PM Golding tilts the playing field against REDjet and Barbados
In the next 24 hours, some 6,000 people will read this article by Adrian Loveridge. We can only hope that Jamaica’s Prime Minister will be among them.
Has REDjet been treated fairly?
by Adrian Loveridge - small hotel owner
It’s a big question and without all the facts in hand it would be difficult to be totally objective.
However, if you ask the questions, is the concept of a low cost carrier desirable in the Caribbean and can it be made to work, then the answers have to be yes, and probably if they are allowed to operate in a truly commercial environment.
When you can book a week-long cruise that visits seven Caribbean islands with travel, accommodation and food all included for less than the cost of a return airline ticket to one of those territories, then something has to be fundamentally wrong.
LIAT now enjoys a virtual monopoly on certain routes out of Barbados, which includes Puerto Rico after the withdrawal of American Eagle.
According to their website, the cheapest return flights (a round trip of 1,140 miles) bookable in late June to San Juan is US$664.09, which includes a whopping US$176.09 in taxes and add-ons.
For exactly the same dates, return flights to New York with American Airlines cost US$615.50 (including US$177.50 in taxes) and US$664.80 (US$166.80 taxes) with JetBlue, a journey involving 4,182 miles or nearly four times farther both in miles and flying distance than Puerto Rico.
“If LIAT had competition on the San Juan route of course fares would be lower and that is why we need an airline like REDjet.”
REDjet has been criticised by some for having not having a viable business plan but does LIAT or the amalgamated Caribbean Airlines and Air Jamaica?
Without past massive taxpayer subsidies all three of these carriers would have perished by the wayside years ago and the much delayed partial assimilation of the ‘Lovebird’ by CAL has also been finally made possible only after the government of Jamaica wrote-off off huge debts.

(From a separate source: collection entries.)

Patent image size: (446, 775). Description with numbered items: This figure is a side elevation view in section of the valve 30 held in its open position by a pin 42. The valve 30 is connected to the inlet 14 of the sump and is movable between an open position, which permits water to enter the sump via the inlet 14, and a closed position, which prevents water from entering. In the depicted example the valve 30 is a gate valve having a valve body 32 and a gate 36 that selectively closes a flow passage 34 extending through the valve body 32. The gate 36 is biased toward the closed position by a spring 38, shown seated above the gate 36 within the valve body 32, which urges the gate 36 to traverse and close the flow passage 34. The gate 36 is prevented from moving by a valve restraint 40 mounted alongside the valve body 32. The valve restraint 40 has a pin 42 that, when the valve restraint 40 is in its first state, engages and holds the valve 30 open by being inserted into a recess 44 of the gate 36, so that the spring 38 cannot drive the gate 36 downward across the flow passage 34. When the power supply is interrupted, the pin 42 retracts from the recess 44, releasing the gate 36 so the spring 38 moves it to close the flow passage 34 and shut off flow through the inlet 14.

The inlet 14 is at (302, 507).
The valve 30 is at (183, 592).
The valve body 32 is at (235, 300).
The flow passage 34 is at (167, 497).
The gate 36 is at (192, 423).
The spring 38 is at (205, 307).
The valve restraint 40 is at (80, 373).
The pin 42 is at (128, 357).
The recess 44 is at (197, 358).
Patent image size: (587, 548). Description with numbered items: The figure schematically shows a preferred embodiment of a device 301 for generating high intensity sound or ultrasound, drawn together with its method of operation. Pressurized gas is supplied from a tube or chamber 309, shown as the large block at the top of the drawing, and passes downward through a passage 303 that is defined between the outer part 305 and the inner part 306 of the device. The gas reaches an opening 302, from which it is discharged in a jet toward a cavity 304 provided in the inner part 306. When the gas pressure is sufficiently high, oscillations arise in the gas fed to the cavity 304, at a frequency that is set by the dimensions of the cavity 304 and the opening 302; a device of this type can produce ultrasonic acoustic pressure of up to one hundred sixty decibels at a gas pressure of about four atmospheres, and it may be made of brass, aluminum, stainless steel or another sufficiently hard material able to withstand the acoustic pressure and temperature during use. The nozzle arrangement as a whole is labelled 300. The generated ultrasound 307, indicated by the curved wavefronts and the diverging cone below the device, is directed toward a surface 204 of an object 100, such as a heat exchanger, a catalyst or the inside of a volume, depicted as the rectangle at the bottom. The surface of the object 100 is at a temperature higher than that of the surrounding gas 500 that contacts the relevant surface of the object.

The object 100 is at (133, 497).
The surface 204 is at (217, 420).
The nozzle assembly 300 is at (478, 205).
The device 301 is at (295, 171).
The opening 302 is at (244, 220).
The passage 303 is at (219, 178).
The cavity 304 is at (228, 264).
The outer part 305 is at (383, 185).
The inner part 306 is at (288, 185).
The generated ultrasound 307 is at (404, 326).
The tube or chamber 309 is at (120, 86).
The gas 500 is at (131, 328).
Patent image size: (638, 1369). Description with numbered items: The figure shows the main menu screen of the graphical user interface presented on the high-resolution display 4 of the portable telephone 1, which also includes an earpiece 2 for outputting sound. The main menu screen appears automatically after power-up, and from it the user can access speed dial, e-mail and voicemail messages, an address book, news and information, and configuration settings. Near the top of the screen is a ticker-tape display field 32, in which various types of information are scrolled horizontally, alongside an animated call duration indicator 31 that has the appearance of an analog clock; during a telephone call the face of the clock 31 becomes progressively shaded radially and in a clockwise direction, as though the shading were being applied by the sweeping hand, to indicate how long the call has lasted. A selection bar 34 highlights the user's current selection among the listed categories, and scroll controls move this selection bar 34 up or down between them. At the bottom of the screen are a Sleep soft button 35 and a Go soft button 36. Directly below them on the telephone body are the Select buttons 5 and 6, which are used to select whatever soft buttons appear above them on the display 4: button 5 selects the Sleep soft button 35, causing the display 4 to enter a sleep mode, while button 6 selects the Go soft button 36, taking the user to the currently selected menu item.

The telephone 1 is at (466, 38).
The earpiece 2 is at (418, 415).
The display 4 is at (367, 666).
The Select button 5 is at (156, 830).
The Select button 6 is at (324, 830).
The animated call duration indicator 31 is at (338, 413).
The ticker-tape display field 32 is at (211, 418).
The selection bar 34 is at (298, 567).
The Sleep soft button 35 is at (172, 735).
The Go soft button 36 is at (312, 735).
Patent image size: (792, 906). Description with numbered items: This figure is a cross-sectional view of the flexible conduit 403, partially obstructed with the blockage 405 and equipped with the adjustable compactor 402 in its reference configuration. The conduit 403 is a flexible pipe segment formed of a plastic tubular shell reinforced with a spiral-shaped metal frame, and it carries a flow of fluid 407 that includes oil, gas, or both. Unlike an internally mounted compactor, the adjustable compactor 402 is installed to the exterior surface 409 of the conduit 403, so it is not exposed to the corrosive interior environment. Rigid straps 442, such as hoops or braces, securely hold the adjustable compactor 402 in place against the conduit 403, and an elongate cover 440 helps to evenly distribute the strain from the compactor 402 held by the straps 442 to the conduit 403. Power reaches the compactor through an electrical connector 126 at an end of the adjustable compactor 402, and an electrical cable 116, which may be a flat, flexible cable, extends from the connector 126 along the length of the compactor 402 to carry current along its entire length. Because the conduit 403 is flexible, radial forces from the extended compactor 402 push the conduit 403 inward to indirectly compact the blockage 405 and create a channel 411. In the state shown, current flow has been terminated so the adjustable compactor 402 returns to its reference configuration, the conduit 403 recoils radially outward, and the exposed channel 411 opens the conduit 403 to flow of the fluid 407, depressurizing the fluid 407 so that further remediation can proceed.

And we have to remember that in its entire 42-year history, Air Jamaica recorded a profit in only one of them, 1986.
So when we talk about fairness, what do we really mean?
To the best of my knowledge the owners of REDJet have not asked any government for taxpayer bailouts, heavily subsidised fuel, preferential interest rates or any other major concessions. They just want to operate in a commercially level playing field where competition, supply and demand and all the other factors that in the ‘real world’ decide economic survival or failure.
The people of Jamaica now own a 16 percent stake of Caribbean Airlines and it has been designated that island’s national carrier to the world.
Clearly, Prime Minister Golding is keen to protect that interest and recently stated he was “not saying the REDjet application would not be approved, but it would have to be allowed with the CAL deal in mind”.
Perhaps he has every right to be so protective, but does it really foster better Caribbean unity or take us a step closer to marketing the region as one?
The writing is on the wall, the president of the Barbados Hotel and Tourism has already graphically warned that summer tourism business is down.
REDjet has clearly demonstrated that it can drive additional traffic to Guyana and there is no reason to believe it wouldn’t be the same for Trinidad and Kingston. This just may reduce the real risk of additional hotel closures and job losses this year.